The Psalms blow up the whole notion of pretending everything is ok because they demonstrate a boldness to give God everything in our prayers—the good, the bad, and the ugly. As John Coe and Kyle Strobel say in their marvelous book, Where Prayer Becomes Real: How Honest with God Transforms Your Soul (one that I am currently and definitely read all the way through!):
“Prayer is not a place to be good, it’s a place to be honest…The lie we are tempted to believe and perpetuate in our prayers is that God is interested in only well-kept sorts of things rather than the truth. But in reality, God loves the believer precisely in those sins and failures. It was in those sins that Christ died for us (Romans 5:8). God was not afraid of our sin and mess; we were. In our fear we did not talk about the deep pains and sins with God, so our zeal for prayer slowly died” (p. 25, 29)

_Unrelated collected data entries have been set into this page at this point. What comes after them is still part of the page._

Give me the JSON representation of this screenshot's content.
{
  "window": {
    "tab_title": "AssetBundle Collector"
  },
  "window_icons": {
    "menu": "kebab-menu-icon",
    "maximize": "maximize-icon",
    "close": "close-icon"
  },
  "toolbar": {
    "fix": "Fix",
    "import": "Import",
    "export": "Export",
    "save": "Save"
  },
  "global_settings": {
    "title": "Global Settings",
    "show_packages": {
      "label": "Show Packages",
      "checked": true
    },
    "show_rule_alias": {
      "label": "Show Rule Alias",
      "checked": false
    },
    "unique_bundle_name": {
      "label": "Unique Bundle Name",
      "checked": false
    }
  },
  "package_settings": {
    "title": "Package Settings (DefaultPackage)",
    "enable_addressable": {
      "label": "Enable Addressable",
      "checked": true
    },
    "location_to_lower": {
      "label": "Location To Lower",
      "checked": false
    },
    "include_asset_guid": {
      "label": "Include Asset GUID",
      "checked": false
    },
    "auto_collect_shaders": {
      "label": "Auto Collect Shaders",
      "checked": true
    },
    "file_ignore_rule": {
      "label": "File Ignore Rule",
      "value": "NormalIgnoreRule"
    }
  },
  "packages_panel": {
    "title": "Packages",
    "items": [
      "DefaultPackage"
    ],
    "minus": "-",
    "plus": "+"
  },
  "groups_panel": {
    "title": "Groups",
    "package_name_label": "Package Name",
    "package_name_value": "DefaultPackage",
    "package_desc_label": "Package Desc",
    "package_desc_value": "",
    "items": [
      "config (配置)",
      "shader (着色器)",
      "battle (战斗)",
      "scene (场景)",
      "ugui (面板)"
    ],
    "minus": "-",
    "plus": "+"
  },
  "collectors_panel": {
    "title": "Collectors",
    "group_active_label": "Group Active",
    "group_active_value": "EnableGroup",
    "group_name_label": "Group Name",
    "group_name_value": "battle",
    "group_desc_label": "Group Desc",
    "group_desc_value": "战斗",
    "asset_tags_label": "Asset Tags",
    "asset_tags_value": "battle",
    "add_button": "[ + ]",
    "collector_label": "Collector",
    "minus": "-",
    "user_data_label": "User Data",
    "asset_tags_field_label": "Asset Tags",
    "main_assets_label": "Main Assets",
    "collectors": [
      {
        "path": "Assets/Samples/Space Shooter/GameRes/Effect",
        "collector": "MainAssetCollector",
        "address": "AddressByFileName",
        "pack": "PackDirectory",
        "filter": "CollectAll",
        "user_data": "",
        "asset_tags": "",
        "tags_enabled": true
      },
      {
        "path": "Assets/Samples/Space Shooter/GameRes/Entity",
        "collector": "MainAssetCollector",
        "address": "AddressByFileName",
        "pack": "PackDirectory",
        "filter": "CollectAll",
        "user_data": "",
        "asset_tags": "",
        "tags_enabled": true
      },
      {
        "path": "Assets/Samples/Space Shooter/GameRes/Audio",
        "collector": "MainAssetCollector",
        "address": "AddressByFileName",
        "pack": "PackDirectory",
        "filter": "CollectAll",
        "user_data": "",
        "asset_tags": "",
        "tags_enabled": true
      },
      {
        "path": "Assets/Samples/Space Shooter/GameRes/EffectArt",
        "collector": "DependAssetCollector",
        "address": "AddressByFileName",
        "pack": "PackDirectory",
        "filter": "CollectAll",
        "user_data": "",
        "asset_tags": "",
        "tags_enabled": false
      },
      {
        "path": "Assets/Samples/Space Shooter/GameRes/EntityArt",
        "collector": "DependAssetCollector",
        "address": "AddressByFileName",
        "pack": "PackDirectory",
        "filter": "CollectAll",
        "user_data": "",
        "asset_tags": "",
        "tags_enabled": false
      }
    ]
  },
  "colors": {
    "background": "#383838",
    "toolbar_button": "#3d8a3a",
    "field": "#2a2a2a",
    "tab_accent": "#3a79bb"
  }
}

Jesus himself didn’t hold back from expressing the depth of his feelings to God in the Garden of Gethsemane, the sweat pouring off him like drops of blood. Elijah didn’t pretend everything was ok when he sat exhausted under a broom tree and felt like dying. Jeremiah blamed God for putting him in the position of being a despised prophet. Page through the Scriptures and you’ll see people being brutally honest with God about their feelings, their struggles, their sins, and their hurts. The Psalms give us the language to express those feelings, but they also give us the ability to listen to God’s response after we’ve put it all out there to him; to hear his still, small voice speaking into our deepest need. It’s the most honest prayer book you can ever use!
I find that in my daily journey with the Psalms I am being shaped as a more honest person of prayer. From soaring praise and thanksgiving to deep lament and fear, it’s all in there and the psalter speaks to where my life might be on any given day. When I don’t have the words to pray, the Psalms often provide them. God is willing to hear it all as he has heard these psalms prayed for generations.
I encourage you to experiment with praying through the Psalms over the next month. There’s a schedule of readings in the back of The Field Guide to Daily Prayer, which is available for purchase at the Welcome Desk at Aldersgate Church or online from Seedbed. You can also access a printable bookmark version of the 30-day psalter here.
I still like to peruse the devotional books on my shelf, but the Psalms are my go-to book for daily prayer. It’s a way of meeting honestly and openly with God in prayer and in fellowship with millions of others who have prayed these prayers across the centuries. And, bonus, there’s only one bookmark required!
This message could not have come to my inbox at a better time. I greatly appreciate your transparency and insights on praying to God. The thought of a devotional being “someone else’s conversation with God“ never occurred to me until I read it today from you. It seems clear that praying the Psalms in my daily time with the Lord will help me feel closer to God and help me break down any self inflicted guidelines I’ve used when praying. Thank you so much for this word.